Of all our contributions to the house’s evolution though, designing and planting the garden has been one of my most cherished ways to imprint onto Irv – a passion passed down to me by my parents. On either side of the front entry, tired woody evergreens were replaced with architectural rectangular paver-defined perennial beds. My favorite deep purple Siberian irises and globemaster alliums bloom early to announce the garden season. Thriving fragrant Russian sage, graceful swaying ornamental grasses, yellow floreted coreopsis, white little bobo hydrangea, frothy plumed astilbes and shasta daisies buzz with pollinating bees and hint at the colorful vitality inside the house.

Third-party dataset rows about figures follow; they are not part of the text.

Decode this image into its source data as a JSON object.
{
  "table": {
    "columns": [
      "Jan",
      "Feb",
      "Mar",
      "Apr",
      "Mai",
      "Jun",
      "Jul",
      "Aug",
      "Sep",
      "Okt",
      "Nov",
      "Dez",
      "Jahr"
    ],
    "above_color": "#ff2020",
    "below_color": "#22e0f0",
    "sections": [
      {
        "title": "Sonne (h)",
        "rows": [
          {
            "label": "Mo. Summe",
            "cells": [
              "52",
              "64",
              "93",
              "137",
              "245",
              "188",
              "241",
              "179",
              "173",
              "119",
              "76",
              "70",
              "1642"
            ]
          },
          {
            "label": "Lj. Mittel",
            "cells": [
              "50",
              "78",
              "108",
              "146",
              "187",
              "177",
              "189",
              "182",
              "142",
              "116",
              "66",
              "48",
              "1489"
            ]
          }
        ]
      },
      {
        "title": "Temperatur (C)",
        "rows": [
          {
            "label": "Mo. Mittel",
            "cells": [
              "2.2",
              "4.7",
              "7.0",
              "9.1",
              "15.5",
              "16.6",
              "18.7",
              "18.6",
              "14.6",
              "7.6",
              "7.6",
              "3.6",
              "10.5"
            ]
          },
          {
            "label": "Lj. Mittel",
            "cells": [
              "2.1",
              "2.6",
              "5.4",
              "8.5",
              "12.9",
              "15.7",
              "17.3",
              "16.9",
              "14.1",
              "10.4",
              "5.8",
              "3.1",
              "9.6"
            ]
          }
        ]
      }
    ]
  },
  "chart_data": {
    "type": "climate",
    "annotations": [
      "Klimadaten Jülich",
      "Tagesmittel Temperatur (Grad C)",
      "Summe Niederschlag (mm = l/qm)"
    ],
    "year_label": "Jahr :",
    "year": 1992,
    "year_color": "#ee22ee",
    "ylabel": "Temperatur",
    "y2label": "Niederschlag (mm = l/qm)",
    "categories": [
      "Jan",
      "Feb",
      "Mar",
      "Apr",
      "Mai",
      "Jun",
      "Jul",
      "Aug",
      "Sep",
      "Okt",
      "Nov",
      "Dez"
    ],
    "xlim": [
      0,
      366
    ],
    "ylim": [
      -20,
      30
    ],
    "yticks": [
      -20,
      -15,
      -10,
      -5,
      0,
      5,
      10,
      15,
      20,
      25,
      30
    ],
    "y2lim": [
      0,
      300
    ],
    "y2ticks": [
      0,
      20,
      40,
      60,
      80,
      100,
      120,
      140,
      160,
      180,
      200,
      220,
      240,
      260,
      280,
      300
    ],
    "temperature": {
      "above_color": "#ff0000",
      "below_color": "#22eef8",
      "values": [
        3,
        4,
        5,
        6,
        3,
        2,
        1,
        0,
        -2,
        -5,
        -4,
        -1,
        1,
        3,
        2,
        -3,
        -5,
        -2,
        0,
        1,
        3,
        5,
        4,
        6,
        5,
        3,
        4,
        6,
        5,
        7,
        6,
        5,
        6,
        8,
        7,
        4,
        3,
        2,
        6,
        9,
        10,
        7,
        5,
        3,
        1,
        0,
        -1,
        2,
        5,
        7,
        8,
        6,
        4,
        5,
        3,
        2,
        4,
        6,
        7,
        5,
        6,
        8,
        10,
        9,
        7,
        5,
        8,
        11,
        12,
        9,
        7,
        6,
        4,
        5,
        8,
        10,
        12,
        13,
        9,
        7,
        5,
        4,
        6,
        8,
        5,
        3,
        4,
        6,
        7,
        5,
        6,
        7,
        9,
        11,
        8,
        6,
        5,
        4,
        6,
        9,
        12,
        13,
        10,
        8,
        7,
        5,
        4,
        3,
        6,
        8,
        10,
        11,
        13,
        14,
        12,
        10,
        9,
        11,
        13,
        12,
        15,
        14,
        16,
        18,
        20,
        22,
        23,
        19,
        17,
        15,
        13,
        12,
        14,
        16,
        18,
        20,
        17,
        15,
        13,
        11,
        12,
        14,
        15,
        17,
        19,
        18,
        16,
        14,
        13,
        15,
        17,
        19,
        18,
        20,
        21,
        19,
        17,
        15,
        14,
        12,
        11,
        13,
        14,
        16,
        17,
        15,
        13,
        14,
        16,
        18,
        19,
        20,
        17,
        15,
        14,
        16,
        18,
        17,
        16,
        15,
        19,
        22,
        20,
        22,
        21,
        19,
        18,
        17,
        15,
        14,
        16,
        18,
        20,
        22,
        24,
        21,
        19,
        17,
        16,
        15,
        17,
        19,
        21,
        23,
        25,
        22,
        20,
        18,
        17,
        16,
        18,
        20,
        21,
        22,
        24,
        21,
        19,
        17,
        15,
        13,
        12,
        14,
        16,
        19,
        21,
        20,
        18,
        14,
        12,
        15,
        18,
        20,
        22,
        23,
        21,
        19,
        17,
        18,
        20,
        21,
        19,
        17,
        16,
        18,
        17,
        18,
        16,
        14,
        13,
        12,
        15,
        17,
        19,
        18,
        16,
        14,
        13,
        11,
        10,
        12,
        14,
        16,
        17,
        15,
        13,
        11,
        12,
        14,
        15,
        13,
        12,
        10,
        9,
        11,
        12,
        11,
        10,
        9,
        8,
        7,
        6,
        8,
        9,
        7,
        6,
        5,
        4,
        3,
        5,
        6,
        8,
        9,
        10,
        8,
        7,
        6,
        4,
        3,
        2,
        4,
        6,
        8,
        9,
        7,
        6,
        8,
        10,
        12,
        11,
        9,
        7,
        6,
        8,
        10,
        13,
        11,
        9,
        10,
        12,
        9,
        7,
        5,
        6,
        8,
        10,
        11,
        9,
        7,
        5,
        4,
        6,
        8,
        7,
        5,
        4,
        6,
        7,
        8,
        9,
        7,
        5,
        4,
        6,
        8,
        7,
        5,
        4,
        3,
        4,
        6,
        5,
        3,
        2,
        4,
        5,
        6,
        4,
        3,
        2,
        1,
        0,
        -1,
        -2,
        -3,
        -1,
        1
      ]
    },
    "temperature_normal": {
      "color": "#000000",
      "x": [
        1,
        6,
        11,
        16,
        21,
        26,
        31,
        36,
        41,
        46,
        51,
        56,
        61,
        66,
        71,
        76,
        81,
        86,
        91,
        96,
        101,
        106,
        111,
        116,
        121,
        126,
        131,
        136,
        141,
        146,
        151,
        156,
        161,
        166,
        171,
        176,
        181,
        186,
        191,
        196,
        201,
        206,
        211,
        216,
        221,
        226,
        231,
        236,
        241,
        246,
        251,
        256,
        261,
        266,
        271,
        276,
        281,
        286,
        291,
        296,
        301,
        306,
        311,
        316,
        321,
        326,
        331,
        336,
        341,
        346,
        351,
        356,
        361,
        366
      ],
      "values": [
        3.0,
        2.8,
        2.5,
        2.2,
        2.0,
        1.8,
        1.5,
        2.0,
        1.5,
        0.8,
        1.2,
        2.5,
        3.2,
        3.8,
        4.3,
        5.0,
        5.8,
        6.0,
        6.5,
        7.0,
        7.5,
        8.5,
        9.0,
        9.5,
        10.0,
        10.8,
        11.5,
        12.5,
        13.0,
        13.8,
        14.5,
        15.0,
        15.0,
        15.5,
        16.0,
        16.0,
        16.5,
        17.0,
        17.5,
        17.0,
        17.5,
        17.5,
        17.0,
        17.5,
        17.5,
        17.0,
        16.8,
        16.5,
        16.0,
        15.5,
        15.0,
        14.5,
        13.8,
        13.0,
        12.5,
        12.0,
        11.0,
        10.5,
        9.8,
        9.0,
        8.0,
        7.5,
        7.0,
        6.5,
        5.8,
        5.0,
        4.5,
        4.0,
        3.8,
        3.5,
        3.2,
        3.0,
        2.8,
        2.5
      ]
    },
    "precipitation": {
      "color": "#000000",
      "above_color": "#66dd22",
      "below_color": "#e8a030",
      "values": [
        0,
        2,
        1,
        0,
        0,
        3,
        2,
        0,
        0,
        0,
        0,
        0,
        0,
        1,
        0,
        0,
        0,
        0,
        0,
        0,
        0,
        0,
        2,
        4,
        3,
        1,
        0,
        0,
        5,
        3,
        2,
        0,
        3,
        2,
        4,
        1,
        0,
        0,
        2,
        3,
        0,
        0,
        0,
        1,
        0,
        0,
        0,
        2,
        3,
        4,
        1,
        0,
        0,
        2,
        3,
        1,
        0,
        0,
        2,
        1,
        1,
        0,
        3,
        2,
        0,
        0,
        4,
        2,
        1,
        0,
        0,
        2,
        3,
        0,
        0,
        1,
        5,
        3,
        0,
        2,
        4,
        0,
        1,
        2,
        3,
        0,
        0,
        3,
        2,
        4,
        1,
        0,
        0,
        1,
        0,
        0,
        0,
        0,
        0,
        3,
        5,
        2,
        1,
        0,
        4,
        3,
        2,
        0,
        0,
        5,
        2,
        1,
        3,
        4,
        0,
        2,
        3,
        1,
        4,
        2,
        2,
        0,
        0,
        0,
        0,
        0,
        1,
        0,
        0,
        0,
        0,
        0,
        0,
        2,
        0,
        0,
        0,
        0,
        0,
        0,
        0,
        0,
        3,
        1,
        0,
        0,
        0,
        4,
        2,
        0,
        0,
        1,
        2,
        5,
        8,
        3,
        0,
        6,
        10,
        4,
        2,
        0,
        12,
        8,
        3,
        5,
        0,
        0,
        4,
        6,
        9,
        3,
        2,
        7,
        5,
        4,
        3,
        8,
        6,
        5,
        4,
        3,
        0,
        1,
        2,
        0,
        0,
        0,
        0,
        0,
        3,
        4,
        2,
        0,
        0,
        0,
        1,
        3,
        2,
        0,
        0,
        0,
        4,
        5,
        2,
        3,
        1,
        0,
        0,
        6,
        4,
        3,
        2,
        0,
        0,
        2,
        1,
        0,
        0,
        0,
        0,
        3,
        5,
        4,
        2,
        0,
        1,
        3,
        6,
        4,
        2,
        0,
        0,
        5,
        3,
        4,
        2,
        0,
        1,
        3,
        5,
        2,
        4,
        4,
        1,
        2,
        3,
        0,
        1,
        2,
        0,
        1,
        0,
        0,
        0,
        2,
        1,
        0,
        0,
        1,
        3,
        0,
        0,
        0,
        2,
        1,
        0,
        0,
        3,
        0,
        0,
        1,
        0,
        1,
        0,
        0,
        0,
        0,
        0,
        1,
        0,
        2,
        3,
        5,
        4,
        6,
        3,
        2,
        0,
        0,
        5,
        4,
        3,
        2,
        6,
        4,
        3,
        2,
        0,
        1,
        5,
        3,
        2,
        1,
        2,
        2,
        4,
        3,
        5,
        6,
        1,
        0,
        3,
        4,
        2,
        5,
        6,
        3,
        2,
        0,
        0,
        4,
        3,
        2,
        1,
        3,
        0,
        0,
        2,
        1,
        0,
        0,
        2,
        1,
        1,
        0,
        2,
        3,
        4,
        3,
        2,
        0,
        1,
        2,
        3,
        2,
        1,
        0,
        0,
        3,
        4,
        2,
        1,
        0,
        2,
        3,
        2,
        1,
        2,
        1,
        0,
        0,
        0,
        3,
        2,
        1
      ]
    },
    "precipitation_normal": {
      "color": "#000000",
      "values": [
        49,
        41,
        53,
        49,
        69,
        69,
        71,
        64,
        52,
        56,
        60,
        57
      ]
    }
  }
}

Our family of four, plus our mixed-breed orange and white puppy Ava, consider this home an integral part of our story and we want to be part of Irv’s story too. We concealed a mason jar time-capsule with a family photo and notes to future residents within a wall of the kitchen during its renovation, imagining that someday the fifth, sixth or seventh family may discover it. Maybe they will learn that when Braun A. Borgese played his cherry red drum set from the bright attic den and Francesco R. Borgese strummed his guitar from his room with the built-in shelves that you could hear their exuberant music on the corner at Deerhurst; that decades of New Years were toasted with prosecco by the Borgeses and Jurons in the living room, as a fire burned in the hearth which was flanked by framed photographs of generations of family; that many a “Happy Birthday” was sung in the dining room or on the back patio depending on the time of year; that projected movie nights in the 3-season porch were a lot of fun; that Antonino Borgese cooked delicious family meals in the modern kitchen and maintained the house meticulously; that the lovely neighbors became dear friends; that while the brothers played basketball and tetherball in the driveway, they tried to avoid crushing the backyard butterfly garden that their mother created with them; that the yellow daylily that Tony gifted to Denise at her Philadelphia rowhouse and traveled to their Washington DC condo porch and then was planted in Western New York; that many soccer balls menaced potted herbs on the patio and the bed against the back of the house filled with spring-blooming bleeding hearts, red twig dogwoods, purple-flowered spiderwort, more astilbes and a statue of St. Francis of Assisi; that Ava giddily sprinted across the backyard while chomping on pieces of forbidden mulch; that many milestones, like first days of school, graduations and birthdays were commemorated with a photograph posed by the front porch and garden; that Denise M. Juron-Borgese enjoyed looking up at brilliant yellow fall foliage from the tree swing that the branches of the honey locust were finally strong enough to support and she delighted in receiving compliments on her garden from passersby while she tended to it.